Esta fiesta se asocia a los siete dones del Espíritu, número que representa la perfección, el conjunto de dones que nos ofrece Dios. Recordamos que son: sabiduría, inteligencia, consejo, fortaleza, ciencia, piedad y temor de Dios. Así los enumera el texto de Isaías 11,2-3. San Pablo añade otros dones: sanar a los enfermos, hacer milagros, profetizar, discernir espíritus, hablar en lenguas e interpretarlas (1ª Corintios 12, 8-10)

¿Qué dones necesitamos en 2016? Viendo la situación de la humanidad y de la Iglesia podemos hacer una lista interminable, vamos a enumerar 7 que son urgentes:

· El don de creer cada día que es posible reconstruir la humanidad con las claves de la dignidad, la igualdad y el respeto de los derechos humanos. Y obrar en consecuencia.

· El don de vivir en nuestro centro, en esa zona virgen en la que somos y nos descubrimos hijos e hijas amados por Dios.

· El don de explicar el evangelio y predicar con una palabra “ungida”, que nace en las entrañas y se expresa a través del lenguaje corporal. Una palabra valiente, audaz y misericordiosa. 

· El don de ser misericordia, que nos convierte en iconos del Abbá y es mucho más que  hacer obras de misericordia. 

· El don de vivir intensamente el momento presente,  con sus luces y sombras, su alegría y su dolor, como una bendición.

· El don de atravesar nuestros miedos sin quedarnos paralizados por ellos.

· El don de reconocer a la muerte como hermana y compañera de camino, y aprender con la sabiduría que nos ofrece.

Finalmente podemos recordar que el origen de la fiesta de Pentecostés se remonta a los tiempos en los que los judíos celebraban una gran fiesta llamada de la Recolección, cincuenta días después de Pascua: “Observarás también… la fiesta de la recolección, al terminar el año, cuando recojas de los campos el fruto de tus fatigas…” (Éxodo 23, 16). Era una fiesta agrícola, en la que daban gracias a Dios y le ofrecían los primeros frutos de la cosecha.
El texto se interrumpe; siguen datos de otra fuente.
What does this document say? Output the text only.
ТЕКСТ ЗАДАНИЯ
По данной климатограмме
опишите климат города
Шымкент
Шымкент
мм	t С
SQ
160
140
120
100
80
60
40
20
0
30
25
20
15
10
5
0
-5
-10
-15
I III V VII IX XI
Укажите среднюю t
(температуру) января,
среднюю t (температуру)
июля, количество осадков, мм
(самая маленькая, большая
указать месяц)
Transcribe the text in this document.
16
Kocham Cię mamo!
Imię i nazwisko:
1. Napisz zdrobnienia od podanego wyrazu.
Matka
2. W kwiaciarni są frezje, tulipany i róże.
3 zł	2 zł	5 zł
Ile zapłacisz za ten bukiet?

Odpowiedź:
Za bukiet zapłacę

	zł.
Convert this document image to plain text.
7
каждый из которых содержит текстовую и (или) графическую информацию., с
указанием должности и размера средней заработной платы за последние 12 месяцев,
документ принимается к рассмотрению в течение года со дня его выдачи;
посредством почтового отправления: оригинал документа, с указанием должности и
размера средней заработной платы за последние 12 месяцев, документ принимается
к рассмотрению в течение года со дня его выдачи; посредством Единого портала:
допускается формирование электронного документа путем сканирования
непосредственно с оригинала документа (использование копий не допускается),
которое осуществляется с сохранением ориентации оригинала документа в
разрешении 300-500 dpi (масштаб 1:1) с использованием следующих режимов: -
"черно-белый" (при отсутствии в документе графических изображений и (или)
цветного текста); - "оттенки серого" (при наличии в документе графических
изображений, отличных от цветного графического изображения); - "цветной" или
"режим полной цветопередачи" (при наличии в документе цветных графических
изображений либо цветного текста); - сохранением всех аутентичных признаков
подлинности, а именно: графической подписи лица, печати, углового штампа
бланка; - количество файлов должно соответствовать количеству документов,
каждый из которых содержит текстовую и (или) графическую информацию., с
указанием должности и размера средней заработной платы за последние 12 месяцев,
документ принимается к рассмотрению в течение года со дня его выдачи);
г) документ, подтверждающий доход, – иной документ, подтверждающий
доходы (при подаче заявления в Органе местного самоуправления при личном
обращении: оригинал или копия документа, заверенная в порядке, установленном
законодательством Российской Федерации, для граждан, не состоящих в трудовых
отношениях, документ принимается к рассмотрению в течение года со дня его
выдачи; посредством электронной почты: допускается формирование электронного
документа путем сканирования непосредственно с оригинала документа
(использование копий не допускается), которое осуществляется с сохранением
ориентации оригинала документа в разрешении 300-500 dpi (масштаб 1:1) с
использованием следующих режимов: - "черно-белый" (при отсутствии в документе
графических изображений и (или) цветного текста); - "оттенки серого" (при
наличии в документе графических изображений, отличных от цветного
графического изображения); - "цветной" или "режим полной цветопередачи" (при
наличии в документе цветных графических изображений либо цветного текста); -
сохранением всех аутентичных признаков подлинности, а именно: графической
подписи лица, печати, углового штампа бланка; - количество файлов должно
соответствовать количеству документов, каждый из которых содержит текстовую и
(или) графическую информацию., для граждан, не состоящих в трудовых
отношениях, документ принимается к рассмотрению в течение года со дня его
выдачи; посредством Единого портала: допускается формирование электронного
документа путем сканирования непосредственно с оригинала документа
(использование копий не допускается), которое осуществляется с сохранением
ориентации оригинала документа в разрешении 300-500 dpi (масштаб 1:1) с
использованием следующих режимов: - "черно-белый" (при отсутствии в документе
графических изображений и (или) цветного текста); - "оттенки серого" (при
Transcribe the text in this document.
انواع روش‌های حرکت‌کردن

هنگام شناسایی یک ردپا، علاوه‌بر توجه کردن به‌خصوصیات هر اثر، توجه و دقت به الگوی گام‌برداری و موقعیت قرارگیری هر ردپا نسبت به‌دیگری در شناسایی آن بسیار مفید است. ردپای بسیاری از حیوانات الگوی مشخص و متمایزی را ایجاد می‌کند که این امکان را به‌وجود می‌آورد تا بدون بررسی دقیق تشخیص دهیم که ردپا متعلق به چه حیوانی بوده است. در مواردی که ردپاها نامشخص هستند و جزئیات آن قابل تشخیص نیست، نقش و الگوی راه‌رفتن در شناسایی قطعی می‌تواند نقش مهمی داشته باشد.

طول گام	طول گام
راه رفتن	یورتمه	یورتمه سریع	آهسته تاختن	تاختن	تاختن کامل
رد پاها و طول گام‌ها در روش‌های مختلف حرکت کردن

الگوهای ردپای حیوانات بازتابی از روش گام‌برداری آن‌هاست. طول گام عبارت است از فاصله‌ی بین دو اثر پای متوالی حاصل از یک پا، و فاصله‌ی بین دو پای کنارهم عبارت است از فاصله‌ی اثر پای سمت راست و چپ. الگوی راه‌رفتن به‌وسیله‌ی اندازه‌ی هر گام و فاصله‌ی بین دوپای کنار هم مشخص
A esta celebración se le añadió posteriormente una nueva dimensión: recordar y dar gracias a Dios por la Alianza del Sinaí, y la entrega de la ley a Moisés, como si hubiera tenido lugar cincuenta días después de salir de Egipto: “He aquí que yo establezco una alianza; haré a la vista de todo el pueblo maravillas como no han sido hechas en toda la tierra, ni entre nación alguna. Todo el pueblo, en medio del cual estás, verá la obra de Yahvé, porque es grandioso lo que voy a hacer contigo…” (Éxodo 34, 10-ss). La fiesta agrícola se convirtió en una fiesta con hondas raíces religiosas.

Para el evangelista san Lucas la ley del Sinaí quedaba obsoleta, superada con la fuerza del Espíritu. Pentecostés marcaba el comienzo de una nueva creación. Con el espíritu de Jesús la comunidad tenía fuerza para salir a anunciar el Evangelio, para compartir sus bienes, para reunirse en torno a la fracción del pan y para realizar los gestos que había hecho Jesús.

Celebrar Pentecostés no es recordar una experiencia de hace dos mil años, no es una fiesta para mirar al pasado sino para tomar conciencia de que nuestra vida puede cambiar tan profundamente como cambió la de aquel grupo de hombres y mujeres. La ruah está presente en nuestra vida, nos re-crea constantemente, re-crea las comunidades y la Iglesia. ¿Nos lo creemos? Si es así ¿qué celebraremos hoy y cómo lo celebramos?